Book Review - Pastor: A Memoir
I have always loved Eugene Peterson's books. Books such as Working the Angles, A Long Obedience in the Same Direction, Five Smooth Stones, and several others have been guide books for me along the way in pastoral ministry. His Message translation of the Bible has also been vital for me in my devotional life. I am deeply appreciative of the voice he has shared over the decades.
But there has been one thing that I have struggled with about Peterson's writings along the way. I often wondered - was he ever really a pastor in a church? For example, the "angles" of pastoral ministry he writes of in Working the Angles - Prayer, Scripture, and Spiritual Direction - are absolutely things that I would want to have as the primary angles of my ministry. But where do budgets, personnel matters, building decisions, come into those? One of the ongoing struggles I have had in pastoral ministry is knowing that those are the "angles" of pastoral work, but finding it difficult to keep those as the central angles of what I am doing when there are so many other things "out there" that have to "get done."
What I appreciated most about Peterson's newest book, Pastor: A Memoir, is the fact that this feels to be the most personal of Peterson's books I have read. It is all first person, stories, remembrances, etc of his calling, his avoidance of the calling initially, and then his embrace of it, along with his struggles throughout. There were many places in the book where what he writes of speaks to exactly things that I have experienced or felt as a pastor for the last 12 years now.
This book is by no means a "how to" book, but it is, to me, more powerful and more effective than any of the "how to do pastoral work" books out there because it is his story and not just something that is a "you should do it this way."
The middle third of the book spoke to me the most strongly as he reflected upon his connection with the congregation he was a part of founding in Baltimore. It was encouraging to read that many things have not changed over the decades, especially the call of Christ in our lives.
This is a very important book, I think for pastors serving congregations now, for those looking to enter into this form of ministry, and for members of congregations who want to understand more of what it means to be a pastor, especially for those who may be like the one who Peterson spoke of in his book who said that pastors "pastors [are] invisible six days a week and incomprehensible the seventh."
Several of the key quotes for me...
In reflecting upon how he was going to begin to understand his calling, he writes...

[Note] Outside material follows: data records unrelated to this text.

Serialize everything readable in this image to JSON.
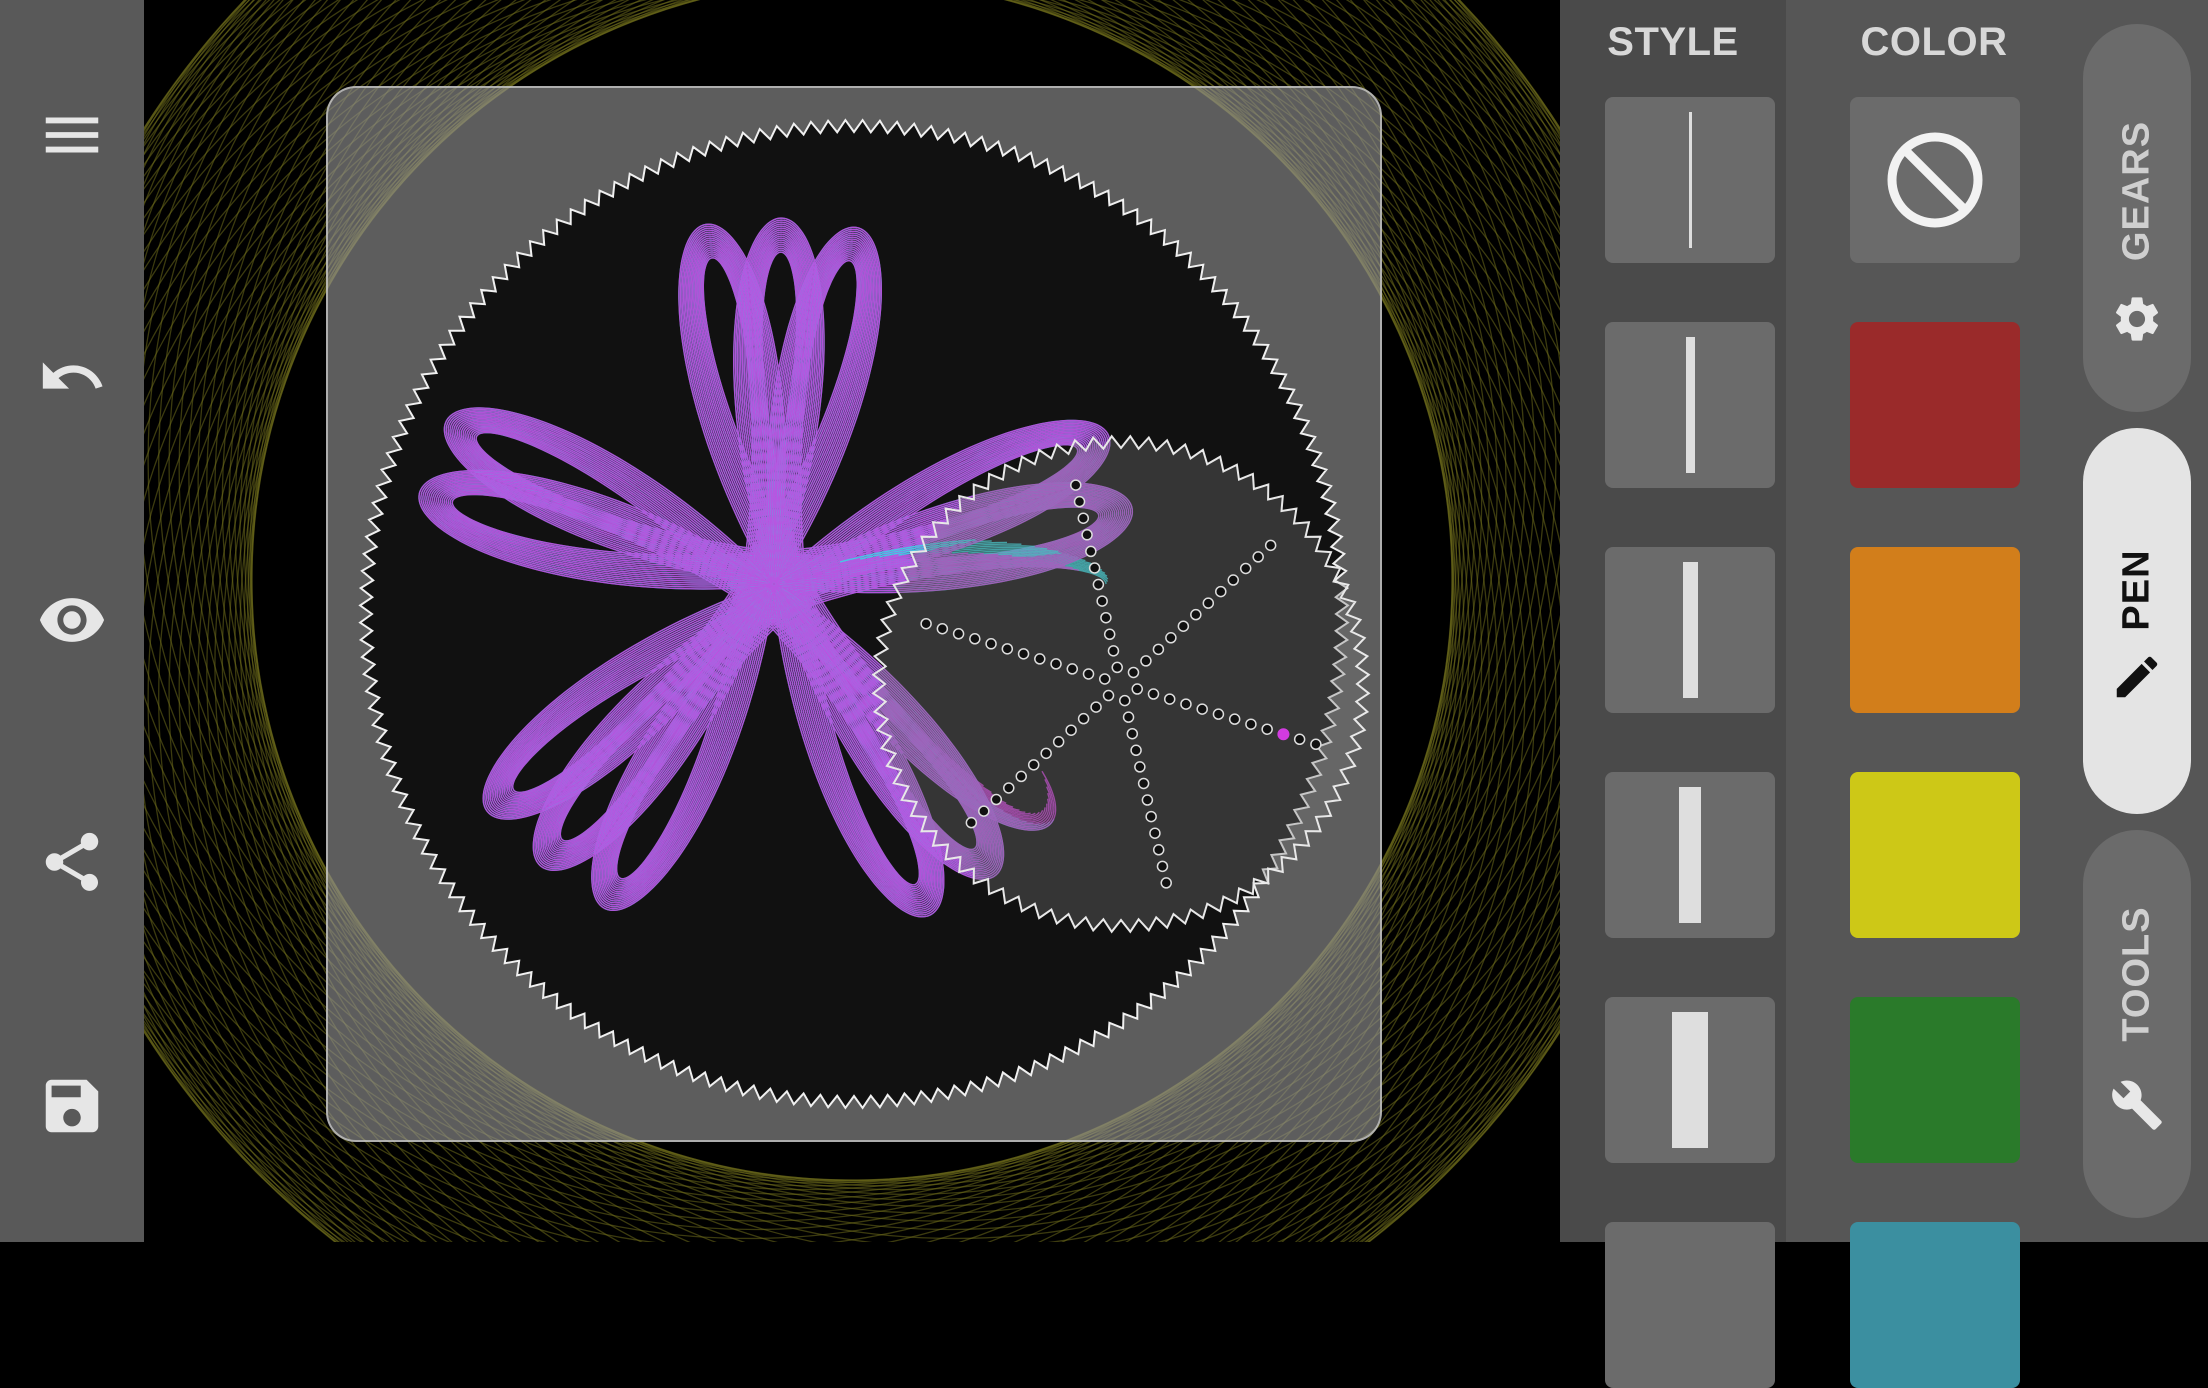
{
  "toolbar": {
    "icons": [
      "menu-icon",
      "undo-icon",
      "eye-icon",
      "share-icon",
      "save-icon"
    ]
  },
  "style_panel": {
    "header": "STYLE",
    "options": [
      "thin",
      "light",
      "medium",
      "bold",
      "extra-bold"
    ]
  },
  "color_panel": {
    "header": "COLOR",
    "swatches": [
      "none",
      "#9a2a2a",
      "#d27e1b",
      "#cdc817",
      "#2a7a2a"
    ],
    "none_icon": "prohibited-icon"
  },
  "tabs": {
    "gears": {
      "label": "GEARS",
      "icon": "gear-icon"
    },
    "pen": {
      "label": "PEN",
      "icon": "pencil-icon",
      "active": true
    },
    "tools": {
      "label": "TOOLS",
      "icon": "wrench-icon"
    }
  },
  "colors": {
    "cyan": "#30e0e6",
    "magenta": "#d23be0",
    "background_swirl": "#6d6b1c"
  }
}
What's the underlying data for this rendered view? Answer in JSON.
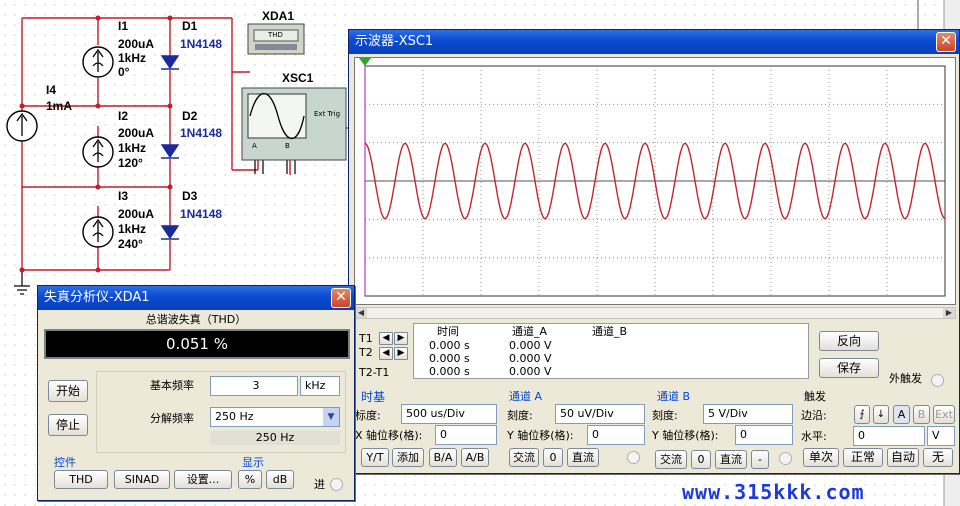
{
  "schematic": {
    "i4": {
      "name": "I4",
      "value": "1mA"
    },
    "sources": [
      {
        "name": "I1",
        "current": "200uA",
        "freq": "1kHz",
        "phase": "0°",
        "diode": "D1",
        "diode_model": "1N4148"
      },
      {
        "name": "I2",
        "current": "200uA",
        "freq": "1kHz",
        "phase": "120°",
        "diode": "D2",
        "diode_model": "1N4148"
      },
      {
        "name": "I3",
        "current": "200uA",
        "freq": "1kHz",
        "phase": "240°",
        "diode": "D3",
        "diode_model": "1N4148"
      }
    ],
    "xda": {
      "label": "XDA1",
      "inner": "THD"
    },
    "xsc": {
      "label": "XSC1",
      "ext_trig": "Ext Trig",
      "a": "A",
      "b": "B"
    }
  },
  "scope": {
    "title": "示波器-XSC1",
    "close": "✕",
    "readout": {
      "t1": "T1",
      "t2": "T2",
      "t2t1": "T2-T1",
      "headers": [
        "时间",
        "通道_A",
        "通道_B"
      ],
      "rows": [
        {
          "time": "0.000 s",
          "a": "0.000 V",
          "b": ""
        },
        {
          "time": "0.000 s",
          "a": "0.000 V",
          "b": ""
        },
        {
          "time": "0.000 s",
          "a": "0.000 V",
          "b": ""
        }
      ],
      "reverse": "反向",
      "save": "保存",
      "ext_trigger": "外触发"
    },
    "timebase": {
      "title": "时基",
      "scale_label": "标度:",
      "scale": "500 us/Div",
      "xpos_label": "X 轴位移(格):",
      "xpos": "0",
      "modes": [
        "Y/T",
        "添加",
        "B/A",
        "A/B"
      ]
    },
    "channel_a": {
      "title": "通道 A",
      "scale_label": "刻度:",
      "scale": "50 uV/Div",
      "ypos_label": "Y 轴位移(格):",
      "ypos": "0",
      "coupling": [
        "交流",
        "0",
        "直流"
      ]
    },
    "channel_b": {
      "title": "通道 B",
      "scale_label": "刻度:",
      "scale": "5 V/Div",
      "ypos_label": "Y 轴位移(格):",
      "ypos": "0",
      "coupling": [
        "交流",
        "0",
        "直流",
        "-"
      ]
    },
    "trigger": {
      "title": "触发",
      "edge_label": "边沿:",
      "edge_buttons": [
        "A",
        "B",
        "Ext"
      ],
      "level_label": "水平:",
      "level": "0",
      "level_unit": "V",
      "modes": [
        "单次",
        "正常",
        "自动",
        "无"
      ]
    },
    "waveform": {
      "cycles": 14.5,
      "amplitude_div": 0.98,
      "color": "#c0272d"
    }
  },
  "thd": {
    "title": "失真分析仪-XDA1",
    "close": "✕",
    "thd_heading": "总谐波失真（THD）",
    "thd_value": "0.051 %",
    "start": "开始",
    "stop": "停止",
    "fund_freq_label": "基本频率",
    "fund_freq": "3",
    "fund_freq_unit": "kHz",
    "resolution_label": "分解频率",
    "resolution": "250 Hz",
    "resolution_readout": "250 Hz",
    "controls_title": "控件",
    "controls": [
      "THD",
      "SINAD",
      "设置..."
    ],
    "display_title": "显示",
    "display": [
      "%",
      "dB"
    ],
    "in_label": "进"
  },
  "watermark": "www.315kkk.com"
}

[it was] necessary to clear the ground for learning that God at work—not I—was the center of the way I was going to be living for the rest of my life. Inappropriate, anxiety-driven, fear-driven work would only interfere with and distract from what God was already doing. My “work” assignment was to pay more attention to what God does than what I do, and then to find, and guide others to find, the daily, weekly, yearly rhythms that would get this awareness into our bones. Holy Saturday for a start. And then Sabbath keeping. Staying in touch with people in despair, knowing them by name, and waiting for resurrection
As he was discussing the dissonance he felt between American culture and Christian ministry and how the two have intermingled greatly, he wrote:
We wanted to honor that more, to understand and treat our congregations not as a gathering of problems to be fixed but as souls being formed for salvation in a community of worship. Not men and women defined by what we could do for them but by what God was already doing for and in them. We wanted to develop facility in saying God and Jesus as prayer, personal prayer, not as an item of religious information.
He also writes about the proliferation of "programs" in churches:
A program defines people in terms of what they do, not who they are. The more program, the less person. Church was understood not in terms of personal relationships and a personal God but in terms of “getting things done.
The key point he raised throughout the book over and over is the one seen in that last quote...the church has to be about the people and not about the programs. This is an area that is an ongoing struggle for me in ministry - the pressure (either internal or external or both) to have programs that attract, draw, grow, etc - and how so much energy can go into those programs that relationships seem to be secondary. Peterson's book provides a healthy corrective to this form of thinking and acting for ministry. Again, a highly recommended read.